In November 2000, The Magazine Not For Adults shifted to a monthly publication schedule. This coincided with its expansion into point-of-sale retail, appearing at check-out counters across Canada, including in grocery stores such as A&P, Dominion, Foodtown, and 7-Eleven. As readership grew, CPG maintained its founding commitment to give back to the community by various means. For example, in addition to distributing the magazine for free in schools, CPG donated the entire cover price of The Magazine Not For Adults to youth programs offered by the Canadian Association of Chiefs of Police and Kids Help Phone.

Eventually, the publication dropped Not For Adults from its name. By the time it celebrated its 100th issue in September 2009, it was branded simply as The Magazine.

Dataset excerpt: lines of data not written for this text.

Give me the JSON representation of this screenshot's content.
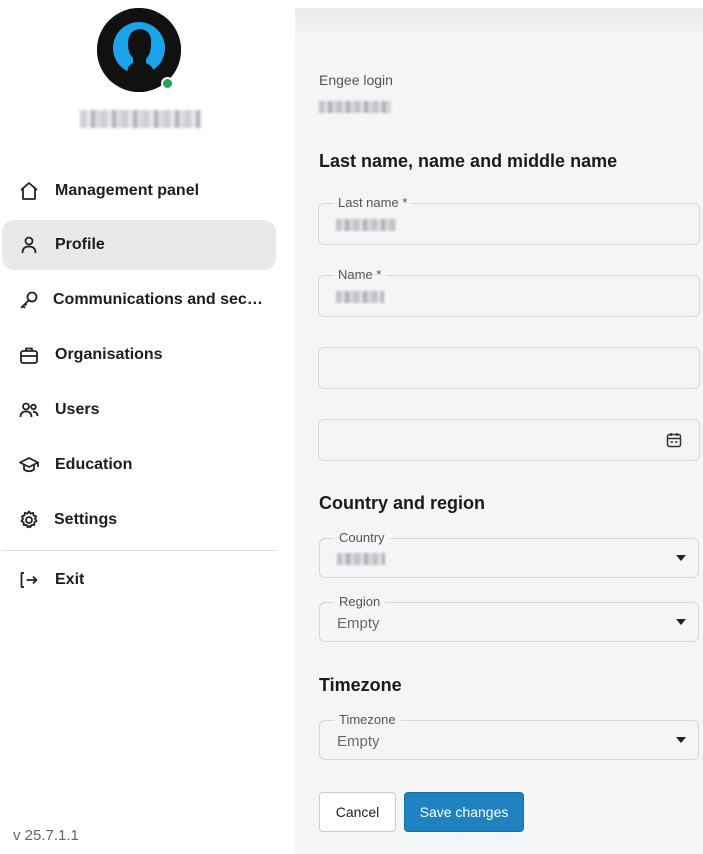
{
  "sidebar": {
    "items": [
      {
        "label": "Management panel",
        "icon": "home-icon"
      },
      {
        "label": "Profile",
        "icon": "user-icon",
        "active": true
      },
      {
        "label": "Communications and security",
        "icon": "key-icon"
      },
      {
        "label": "Organisations",
        "icon": "briefcase-icon"
      },
      {
        "label": "Users",
        "icon": "users-icon"
      },
      {
        "label": "Education",
        "icon": "graduation-cap-icon"
      },
      {
        "label": "Settings",
        "icon": "gear-icon"
      }
    ],
    "exit_label": "Exit",
    "version": "v 25.7.1.1",
    "status_color": "#27a25a"
  },
  "main": {
    "login_label": "Engee login",
    "name_section_title": "Last name, name and middle name",
    "last_name_label": "Last name *",
    "name_label": "Name *",
    "country_section_title": "Country and region",
    "country_label": "Country",
    "region_label": "Region",
    "region_value": "Empty",
    "timezone_section_title": "Timezone",
    "timezone_label": "Timezone",
    "timezone_value": "Empty",
    "cancel_label": "Cancel",
    "save_label": "Save changes",
    "accent_color": "#1e83c0"
  }
}
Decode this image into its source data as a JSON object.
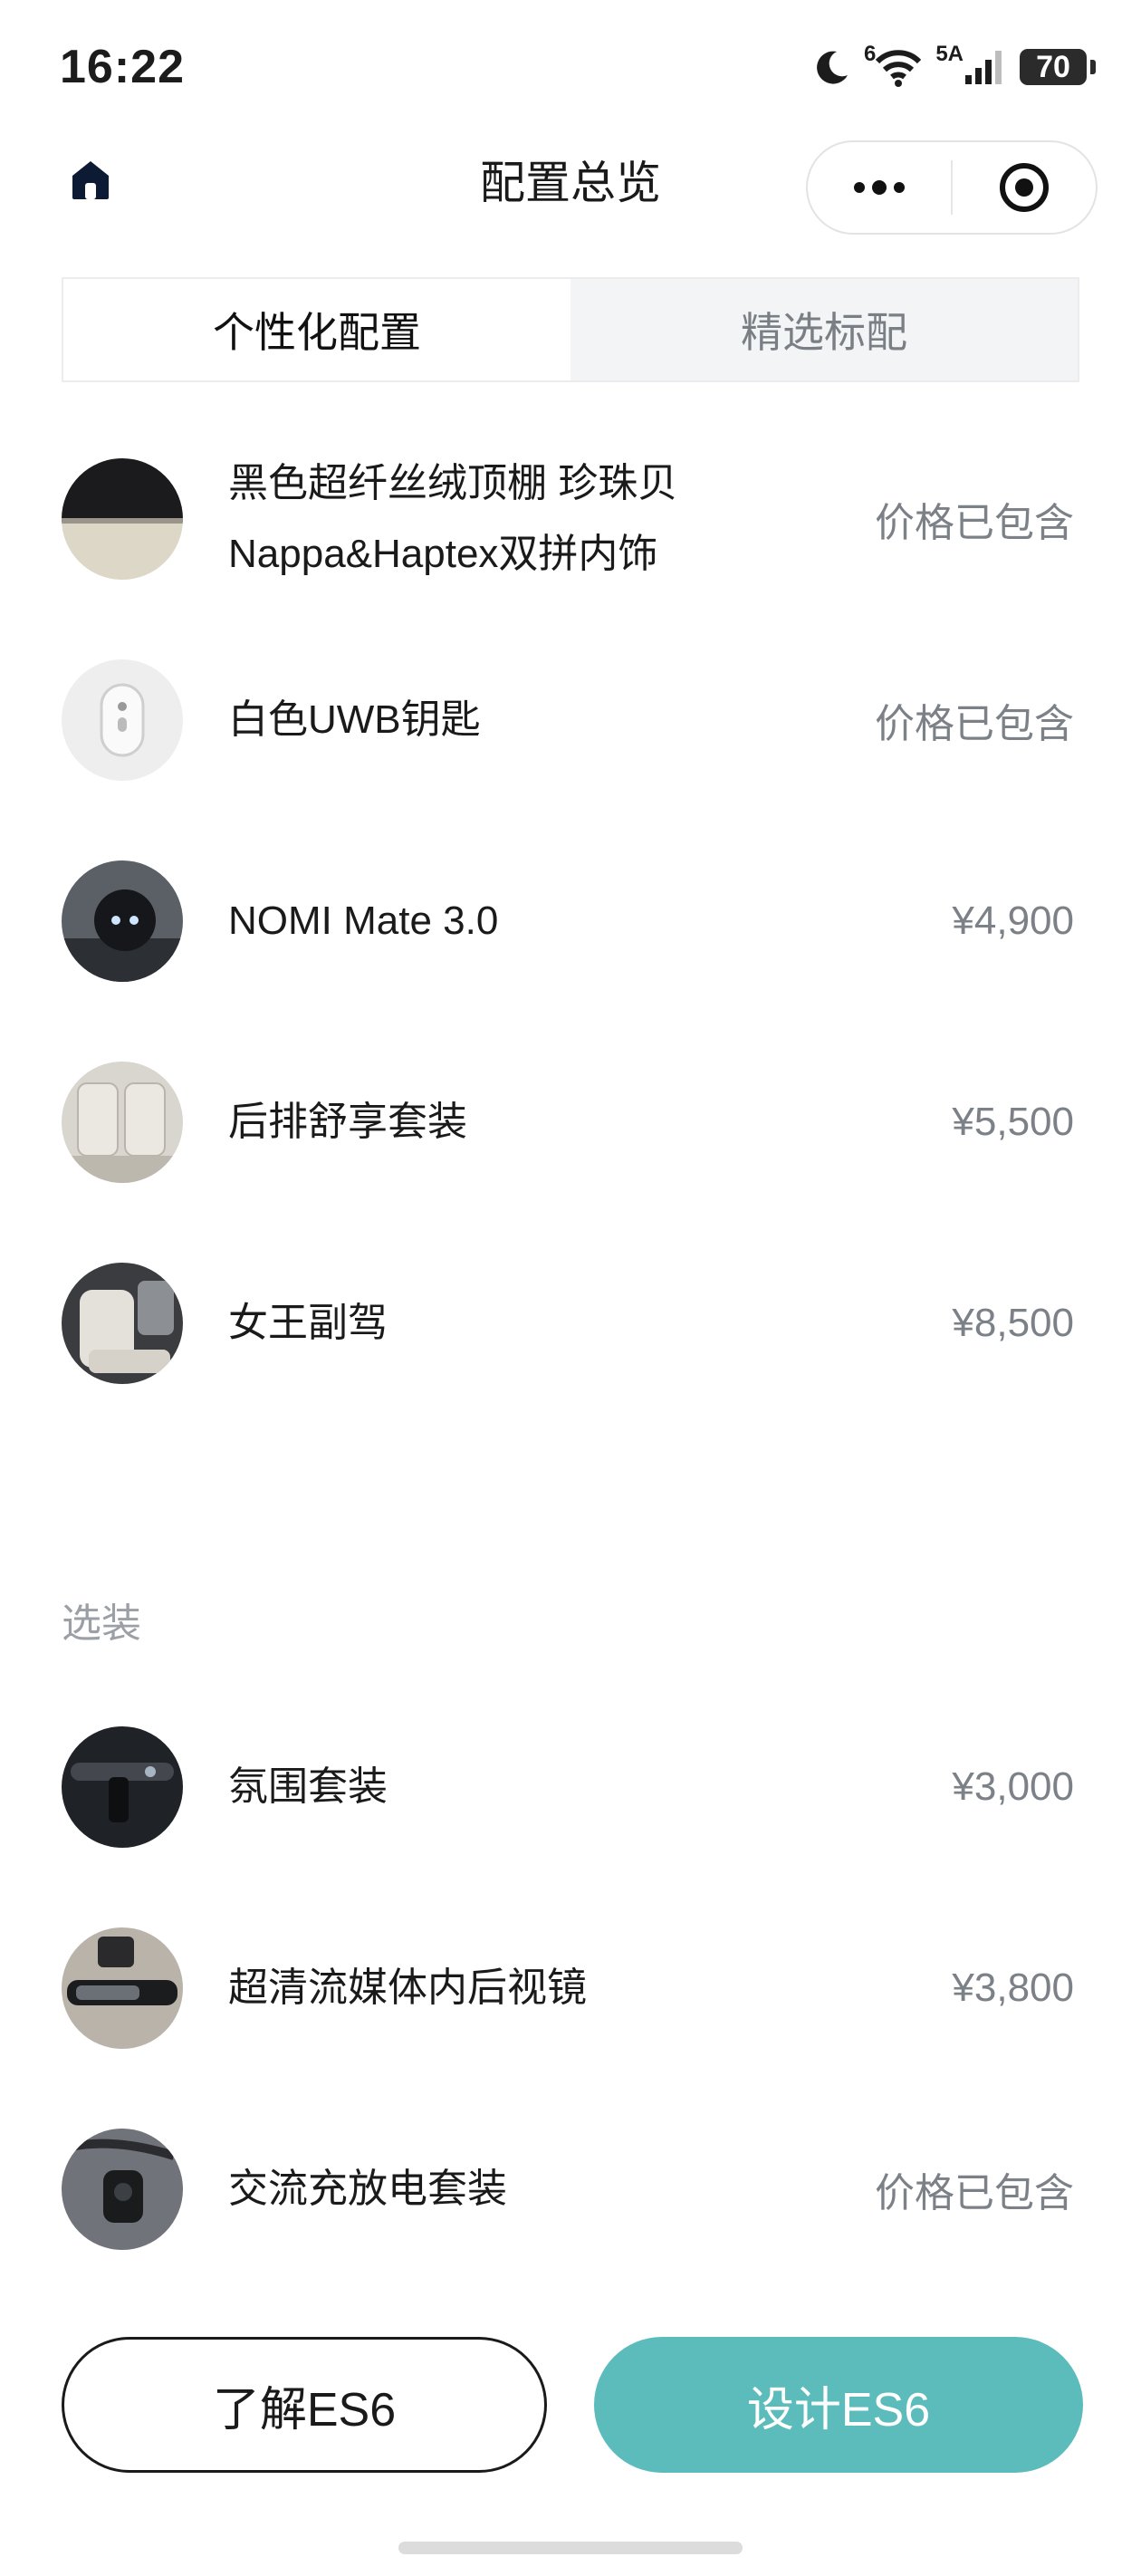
{
  "status_bar": {
    "time": "16:22",
    "network_label": "6",
    "signal_label": "5A",
    "battery": "70"
  },
  "nav": {
    "title": "配置总览",
    "home_icon": "home-icon",
    "more_icon": "more-dots-icon",
    "close_icon": "target-circle-icon"
  },
  "tabs": [
    {
      "label": "个性化配置",
      "active": true
    },
    {
      "label": "精选标配",
      "active": false
    }
  ],
  "items": [
    {
      "name": "黑色超纤丝绒顶棚 珍珠贝Nappa&Haptex双拼内饰",
      "price": "价格已包含",
      "thumb": "headliner-swatch"
    },
    {
      "name": "白色UWB钥匙",
      "price": "价格已包含",
      "thumb": "uwb-key"
    },
    {
      "name": "NOMI Mate 3.0",
      "price": "¥4,900",
      "thumb": "nomi-robot"
    },
    {
      "name": "后排舒享套装",
      "price": "¥5,500",
      "thumb": "rear-seat"
    },
    {
      "name": "女王副驾",
      "price": "¥8,500",
      "thumb": "passenger-seat"
    }
  ],
  "optional_section": {
    "label": "选装",
    "items": [
      {
        "name": "氛围套装",
        "price": "¥3,000",
        "thumb": "ambience-kit"
      },
      {
        "name": "超清流媒体内后视镜",
        "price": "¥3,800",
        "thumb": "rearview-mirror"
      },
      {
        "name": "交流充放电套装",
        "price": "价格已包含",
        "thumb": "charging-kit"
      }
    ]
  },
  "buttons": {
    "learn": "了解ES6",
    "design": "设计ES6"
  },
  "colors": {
    "accent": "#5cbcbc",
    "price_gray": "#7b8187",
    "tab_inactive_bg": "#f3f4f5"
  }
}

Amidst a changing media landscape and broader shift toward online advertising, The Magazine relaunched its website in April 2011 with a brand new look and archived content.

==Comics==
The Magazine had a long history of original comic strips which have come and gone over the years. Some of these included:

- Jr. Jays (Created by Eric Conroy and Jim Craig): Dr. Jay, a space- and time-travelling android from the year 3052, falls in love with baseball and establishes himself as Trainer for the best team in Major League Baseball in 1993, the Toronto Blue Jays. Dr. Jay assembles a group of kids known as the Jr. Jays who, together with their dog Crunchie, get up to all sorts of hijinx. They run into real Blue Jays players like Roberto Alomar along the way.
- Catchy-22: This comic was a satirical look at what would happen if a disgraced ex-popstar went after the corrupt and vampiric music industry at a time when they were bogged down in a war with people who download music.
- Doomsnight: A comic with strange places, strange people, and a new strange story every month.
- Sc ool (Created by Brooks Gray): This comic strip was about the day-to-day antics of D and his school friends.

The Magazine stopped printing comics in February 2010, but continued to make them available online.

==The Magazine Online==
The Magazines official website included many features for its readers, most notably the MagBoard and the Blog. The MagBoard was a message board where registered members could post about a variety of topics. Comics, games, and wallpapers were available on the website. The board's most popular topic, TPAM, reached 1,000 pages on 24 February 2010.

==Notable Alumni==
- Ed Conroy: A former managing editor, he is a cultural historian and founder of Retrontario, an online platform that distributes recovered television clips and other ephemera from the 1970s, 1980s, 1990s, and early 2000s.